Bankenwesen - Nach State-Street-Dementi: Aus der Aktie der Credit Suisse entweicht die Übernahme-Luft

State Street dementiert Marktgerüchte, wonach das Unternehmen die Credit Suisse übernehmen will. Die Aktie der Credit Suisse gibt am Freitag weiter deutlich nach.
10.06.2022 09:23
Der Hauptsitz der Credit Suisse am Paradeplatz in Zürich.
Der Hauptsitz der Credit Suisse am Paradeplatz in Zürich.
Bild: Manuel

Flickr, Lizenz CC BY-NC-ND 2.0

Über 10 Prozent hatte die Aktie der Credit Suisse am Mittwochnachmittag auf einen Schlag zugelegt, als das Portal "Inside Paradeplatz" von bevorstehenden Übernahmeplänen des US-Finanzriesen State Street an der Credit Suisse berichtet hatte. Am Donnerstag nach Börsenschluss in Europa hat State Street solche angeblichen Pläne nun dementiert. 

Die Aktie der Credit Suisse verliert am Freitag weitere derjenigen Gewinne, die sie am Mittwoch aufgrund der Gerüchte aufbauen konnte. Die Aktie sinkt im frühen Handel am Freitag gegen 5 Prozent auf 6,28 Franken, nachdem sie schon am Donnerstag über 5 Prozent gefallen war.

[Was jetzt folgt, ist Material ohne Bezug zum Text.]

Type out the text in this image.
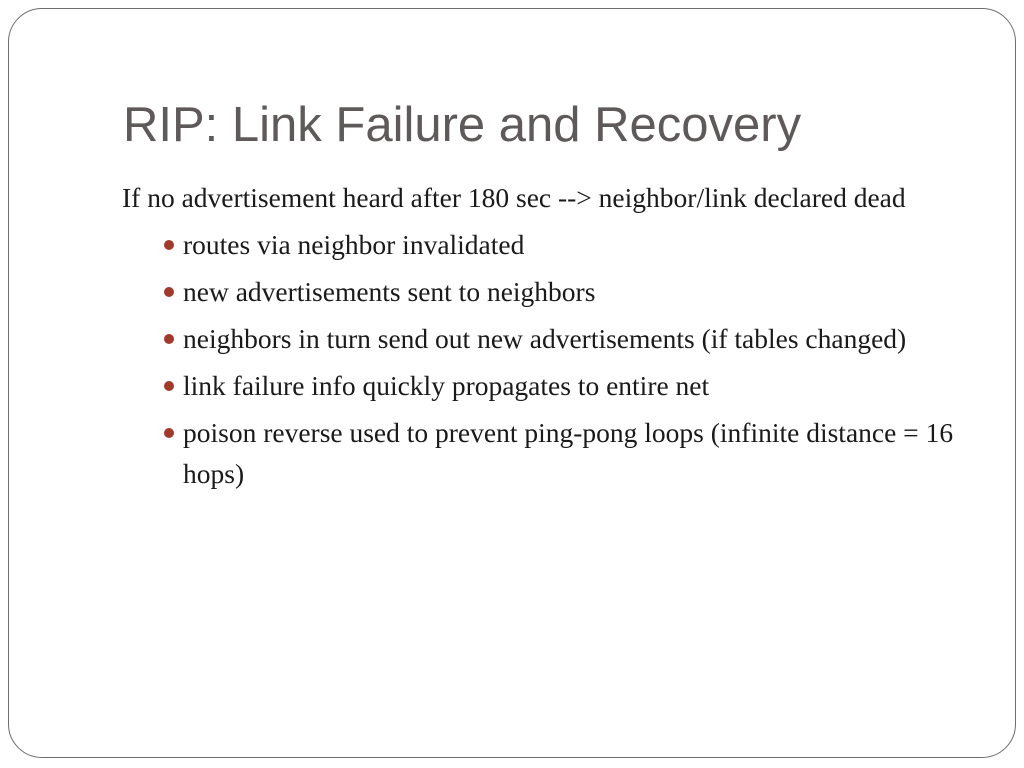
RIP: Link Failure and Recovery

If no advertisement heard after 180 sec --> neighbor/link declared dead

routes via neighbor invalidated
new advertisements sent to neighbors
neighbors in turn send out new advertisements (if tables changed)
link failure info quickly propagates to entire net
poison reverse used to prevent ping-pong loops (infinite distance = 16 hops)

Damit steht die Aktie nun fast wieder am selben Ort, wo die Spekulationen am Mittwoch ihren Lauf genommen hatten.

"Die anhaltenden Marktgerüchte entbehren jeglicher Grundlage”, teilte State Street mit. “Obwohl es seit langem unsere Unternehmenspolitik ist, derartige Spekulationen nicht zu kommentieren, halten wir eine Reaktion auf diese Berichte in diesem Fall für gerechtfertigt." State Street konzentriere sich derzeit nach eigenen Angaben auf die laufende Übernahme des Investor-Services-Geschäfts von Brown Brothers Harriman (BBH). Zuvor hatte bereits Credit-Suisse-Konzernchef Thomas Gottstein Spekulationen über eine mögliche Übernahme der Grossbank durch State Street eine Absage erteilt.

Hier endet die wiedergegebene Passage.